Hasia Diner is the Paul and Sylvia Steinberg Professor of American Jewish History at New York University, with joint appointment in the department of history and the Skirball Department of Hebrew and Judaic Studies. She is also director of the Goldstein Goren Center for American Jewish History. She has built her scholarly career around the study of American Jewish history, American immigration and ethnic history, and the history of American women. She has written about the ways in which American Jews in the early twentieth century reacted to the issue of race and the suffering of African Americans, and the process by which American Jews came to invest deep meaning in New York's Lower East Side.
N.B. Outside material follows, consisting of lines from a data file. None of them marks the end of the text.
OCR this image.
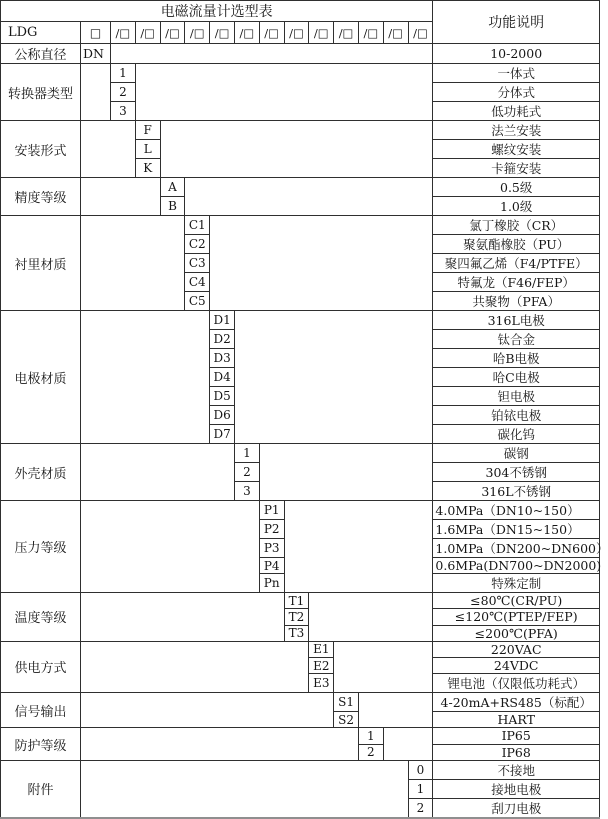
电磁流量计选型表															功能说明
LDG	□	/□	/□	/□	/□	/□	/□	/□	/□	/□	/□	/□	/□	/□	
公称直径	DN														10-2000
转换器类型		1													一体式
		2													分体式
		3													低功耗式
安装形式			F												法兰安装
			L												螺纹安装
			K												卡箍安装
精度等级				A											0.5级
				B											1.0级
衬里材质					C1										氯丁橡胶（CR）
					C2										聚氨酯橡胶（PU）
					C3										聚四氟乙烯（F4/PTFE）
					C4										特氟龙（F46/FEP）
					C5										共聚物（PFA）
电极材质						D1									316L电极
						D2									钛合金
						D3									哈B电极
						D4									哈C电极
						D5									钽电极
						D6									铂铱电极
						D7									碳化钨
外壳材质							1								碳钢
							2								304不锈钢
							3								316L不锈钢
压力等级								P1							4.0MPa（DN10~150）
								P2							1.6MPa（DN15~150）
								P3							1.0MPa（DN200~DN600）
								P4							0.6MPa(DN700~DN2000)
								Pn							特殊定制
温度等级									T1						≤80℃(CR/PU)
									T2						≤120℃(PTEP/FEP)
									T3						≤200℃(PFA)
供电方式										E1					220VAC
										E2					24VDC
										E3					锂电池（仅限低功耗式）
信号输出											S1				4-20mA+RS485（标配）
											S2				HART
防护等级												1			IP65
												2			IP68
附件														0	不接地
														1	接地电极
														2	刮刀电极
She is the author of We Remember with Reverence and Love: American Jews and the Myth of Silence After the Holocaust (2009), winner of a National Jewish Book Award and the American Jewish Historical Society's Saul Viener Prize, and Roads Taken: The Great Jewish Migration to the New World and the Peddlers Who Led the Way (2015), a global history of Jewish peddling and Jewish migrations. She is a coeditor of 1929: Mapping the Jewish World (2013), winner of a National Jewish Book Award for anthologies.
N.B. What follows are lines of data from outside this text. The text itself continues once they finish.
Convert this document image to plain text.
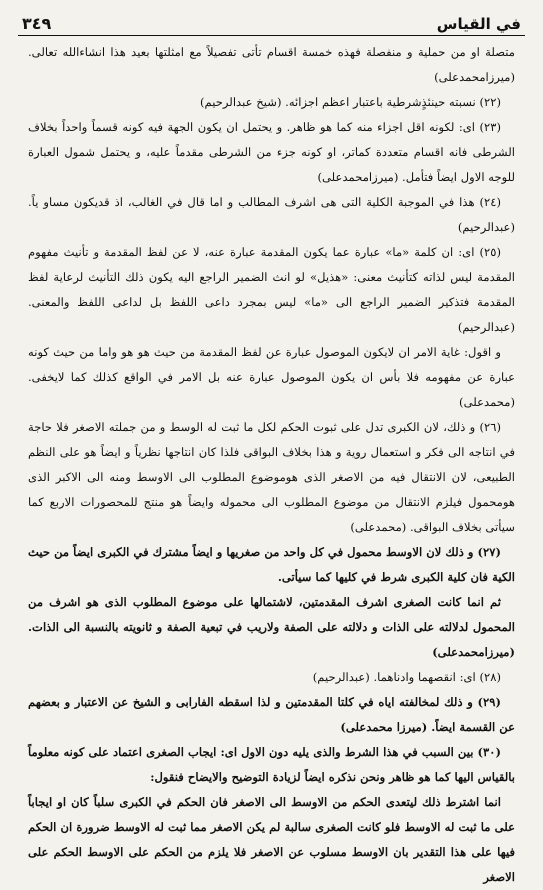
٣٤٩	في القياس

متصلة او من حملية و منفصلة فهذه خمسة اقسام تأتى تفصيلاً مع امثلتها بعيد هذا انشاءالله تعالى. (ميرزامحمدعلى)

(٢٢) نسبته حينئذٍشرطية باعتبار اعظم اجزائه. (شيخ عبدالرحيم)

(٢٣) اى: لكونه اقل اجزاء منه كما هو ظاهر. و يحتمل ان يكون الجهة فيه كونه قسماً واحداً بخلاف الشرطى فانه اقسام متعددة كماتر، او كونه جزء من الشرطى مقدماً عليه، و يحتمل شمول العبارة للوجه الاول ايضاً فتأمل. (ميرزامحمدعلى)

(٢٤) هذا في الموجبة الكلية التى هى اشرف المطالب و اما قال في الغالب، اذ قديكون مساو ياً. (عبدالرحيم)

(٢٥) اى: ان كلمة «ما» عبارة عما يكون المقدمة عبارة عنه، لا عن لفظ المقدمة و تأنيث مفهوم المقدمة ليس لذاته كتأنيث معنى: «هذيل» لو انث الضمير الراجع اليه يكون ذلك التأنيث لرعاية لفظ المقدمة فتذكير الضمير الراجع الى «ما» ليس بمجرد داعى اللفظ بل لداعى اللفظ والمعنى. (عبدالرحيم)

و اقول: غاية الامر ان لايكون الموصول عبارة عن لفظ المقدمة من حيث هو هو واما من حيث كونه عبارة عن مفهومه فلا بأس ان يكون الموصول عبارة عنه بل الامر في الواقع كذلك كما لايخفى. (محمدعلى)

(٢٦) و ذلك، لان الكبرى تدل على ثبوت الحكم لكل ما ثبت له الوسط و من جملته الاصغر فلا حاجة في انتاجه الى فكر و استعمال روية و هذا بخلاف البواقى فلذا كان انتاجها نظرياً و ايضاً هو على النظم الطبيعى، لان الانتقال فيه من الاصغر الذى هوموضوع المطلوب الى الاوسط ومنه الى الاكبر الذى هومحمول فيلزم الانتقال من موضوع المطلوب الى محموله وايضاً هو منتج للمحصورات الاربع كما سيأتى بخلاف البواقى. (محمدعلى)

(٢٧) و ذلك لان الاوسط محمول في كل واحد من صغريها و ايضاً مشترك في الكبرى ايضاً من حيث الكية فان كلية الكبرى شرط في كليها كما سيأتى.

ثم انما كانت الصغرى اشرف المقدمتين، لاشتمالها على موضوع المطلوب الذى هو اشرف من المحمول لدلالته على الذات و دلالته على الصفة ولاريب في تبعية الصفة و ثانويته بالنسبة الى الذات. (ميرزامحمدعلى)

(٢٨) اى: انقصهما وادناهما. (عبدالرحيم)

(٢٩) و ذلك لمخالفته اياه في كلتا المقدمتين و لذا اسقطه الفارابى و الشيخ عن الاعتبار و بعضهم عن القسمة ايضاً. (ميرزا محمدعلى)

(٣٠) بين السبب في هذا الشرط والذى يليه دون الاول اى: ايجاب الصغرى اعتماد على كونه معلوماً بالقياس اليها كما هو ظاهر ونحن نذكره ايضاً لزيادة التوضيح والايضاح فنقول:

انما اشترط ذلك ليتعدى الحكم من الاوسط الى الاصغر فان الحكم في الكبرى سلباً كان او ايجاباً على ما ثبت له الاوسط فلو كانت الصغرى سالبة لم يكن الاصغر مما ثبت له الاوسط ضرورة ان الحكم فيها على هذا التقدير بان الاوسط مسلوب عن الاصغر فلا يلزم من الحكم على الاوسط الحكم على الاصغر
A Guggenheim Fellow, Diner has also written about other immigrant groups and the contours of their migration and settlement, including a study of Irish immigrant women and of Irish, Italian, and east European Jewish foodways. She is an elected member of both the Society of American Historians and the American Academy of Jewish Research, and lectures widely to scholarly and community audiences on a range of topics.

NEW IN 2022: Immigration: An American History, with Carl J. Bon Tempo (Yale Press)
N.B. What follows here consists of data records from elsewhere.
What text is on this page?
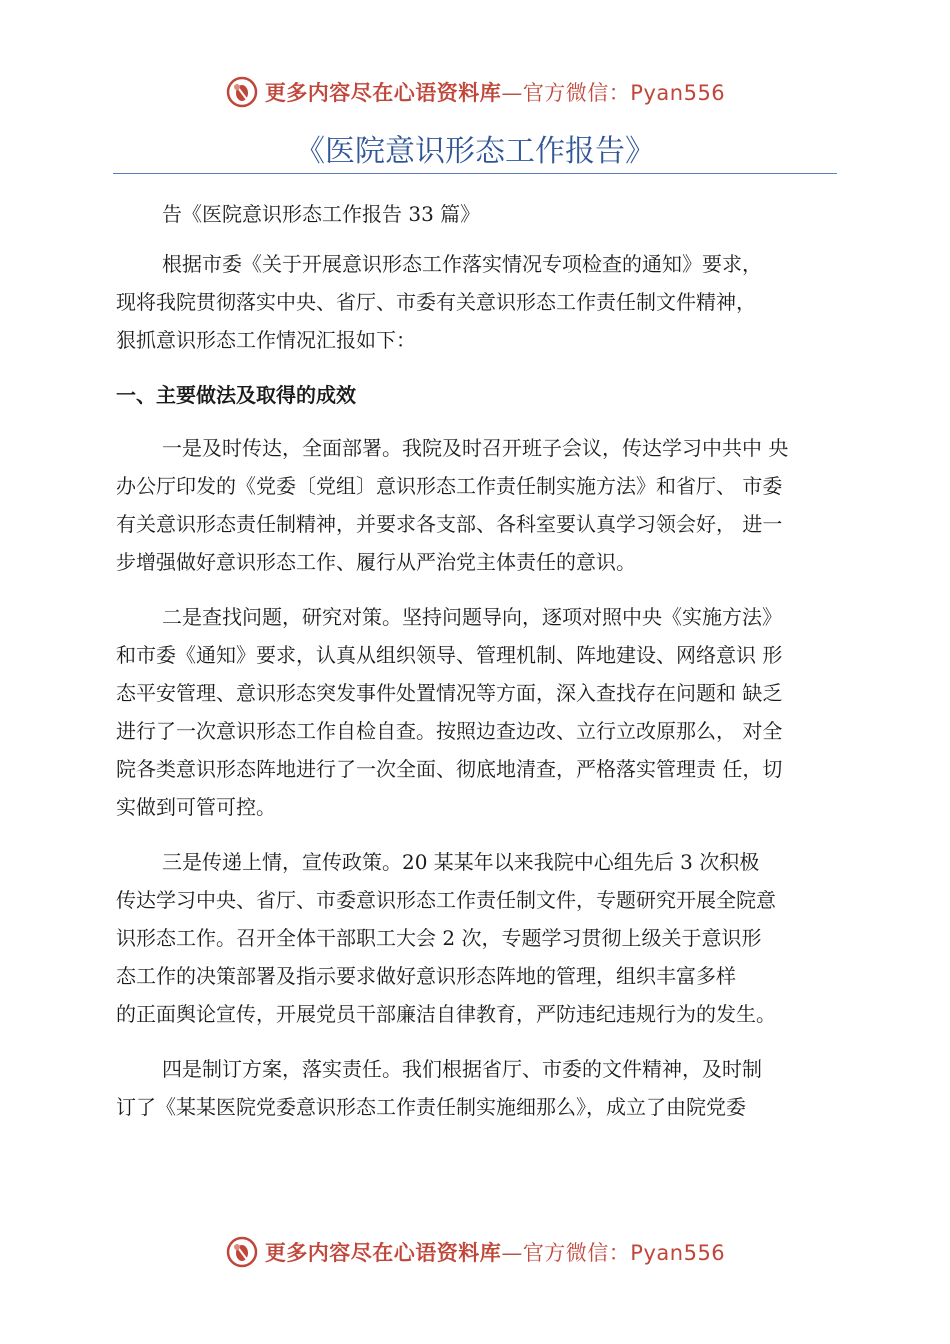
更多内容尽在心语资料库—官方微信：Pyan556
《医院意识形态工作报告》
告《医院意识形态工作报告 33 篇》
根据市委《关于开展意识形态工作落实情况专项检查的通知》要求，
现将我院贯彻落实中央、省厅、市委有关意识形态工作责任制文件精神，
狠抓意识形态工作情况汇报如下：
一、主要做法及取得的成效
一是及时传达，全面部署。我院及时召开班子会议，传达学习中共中 央
办公厅印发的《党委〔党组〕意识形态工作责任制实施方法》和省厅、 市委
有关意识形态责任制精神，并要求各支部、各科室要认真学习领会好， 进一
步增强做好意识形态工作、履行从严治党主体责任的意识。
二是查找问题，研究对策。坚持问题导向，逐项对照中央《实施方法》
和市委《通知》要求，认真从组织领导、管理机制、阵地建设、网络意识 形
态平安管理、意识形态突发事件处置情况等方面，深入查找存在问题和 缺乏
进行了一次意识形态工作自检自查。按照边查边改、立行立改原那么， 对全
院各类意识形态阵地进行了一次全面、彻底地清查，严格落实管理责 任，切
实做到可管可控。
三是传递上情，宣传政策。20 某某年以来我院中心组先后 3 次积极
传达学习中央、省厅、市委意识形态工作责任制文件，专题研究开展全院意
识形态工作。召开全体干部职工大会 2 次，专题学习贯彻上级关于意识形
态工作的决策部署及指示要求做好意识形态阵地的管理，组织丰富多样
的正面舆论宣传，开展党员干部廉洁自律教育，严防违纪违规行为的发生。
四是制订方案，落实责任。我们根据省厅、市委的文件精神，及时制
订了《某某医院党委意识形态工作责任制实施细那么》，成立了由院党委
更多内容尽在心语资料库—官方微信：Pyan556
OAH Lectures by Hasia Diner

How did New York's Lower East Side come to be the place from which American Jews, and indeed others as well, tell their story? How did it come to be, if looking for an analogy, their Plymouth Rock? The actual history of this area of New York differs dramatically from the narrative of it as an all-Jewish place, shaped by the east European immigrants after the 1880s and this lecture explores the disjunctions between the history and the memory of the neighborhood.

In the decades from the end of the 19th century into the 1920s Irish Americans served as models and mentors to Jews, both communal elites and new immigrants. In such settings as labor unions, public schools in the large cities, and the politics of the urban machines, Irish women and men provided crucial points of entry to Jews. Over the course of those decades Irish writers defended the Jews against the anti-semitism generated by white, Protestant, native-born Americans and Irish Catholic universities opened the doors of their professional schools, just as elite universities set up quotas against Jews. This lecture explores this little known example of cross ethnic co-operation and ponders why it happened.